When for some ten lost minutes I park my car in a parking lot, I see from a distance some Roma women looking for something near the shopping carts. They draw my attention; when a car arrives to drop some bags of clothes in the containers, they run at it. After some talking they manage to persuade the woman to give the bags to them instead of putting them into the container.

When she ’s gone, they wave to the other side of the parking lot, and some more people arrive. With in their hand a can of Redbull or a role they had just bought they curiously look for the new stuff that ’s been brought. The bags are emptied to see if there ’s anything after their liking.
It looks like a family outing, and I can’t really put into words what I feel about it. Is this surviving or just a clever way of getting your stuff? I don’t know what to think about it. I think of the struggle we sometimes have if one of us asks himself why we have come here in the first place? Sometimes it seems so hopeless to see how people live and are just stuck in poverty and…

Suddenly a girl runs back to the shopping carts and a baby is being pulled out of a buggy; apparently he woke up.
My ten minutes are over and when I pass by while leaving I catch the glimpse of a girl, about 15 years old. I think of my girls that I will pick up from school in a moment, but here I see a girl near the shopping carts with a sigaret in her mouth, feeding her baby. I send up a prayer for her, and keep thinking about her for quite a while.

After I picked up Christy it has become dark already, and I decide to pass by once more. I ‘m just curious how they left the place there. To my suprise they are still there and I see them clean up what ’s left into the containers.
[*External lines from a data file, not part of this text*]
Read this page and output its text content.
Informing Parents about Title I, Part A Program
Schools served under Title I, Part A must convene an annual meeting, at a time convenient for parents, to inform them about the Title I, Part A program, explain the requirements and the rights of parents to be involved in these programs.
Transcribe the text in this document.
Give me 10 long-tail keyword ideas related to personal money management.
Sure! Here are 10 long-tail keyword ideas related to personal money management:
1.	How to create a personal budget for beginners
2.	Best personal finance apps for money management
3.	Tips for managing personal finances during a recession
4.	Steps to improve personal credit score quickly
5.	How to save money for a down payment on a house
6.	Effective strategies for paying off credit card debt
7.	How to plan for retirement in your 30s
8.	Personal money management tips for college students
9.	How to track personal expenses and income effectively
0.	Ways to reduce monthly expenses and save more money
I park the car at some distance and tell Christy what I saw earlier. A little boy of about five years old with the most beautiful brown eyes comes up to us and when I openup the window, he asks me: did you come to bring clothes? When I say ‘no’, he runs away, back to the family outing. To me it seems terrible to have to live like that, but to them every bag that arrives seems to be a party.

I still don’t know what to think of it, and I just leave it be. At least it keeps me thinking, and that makes me pray.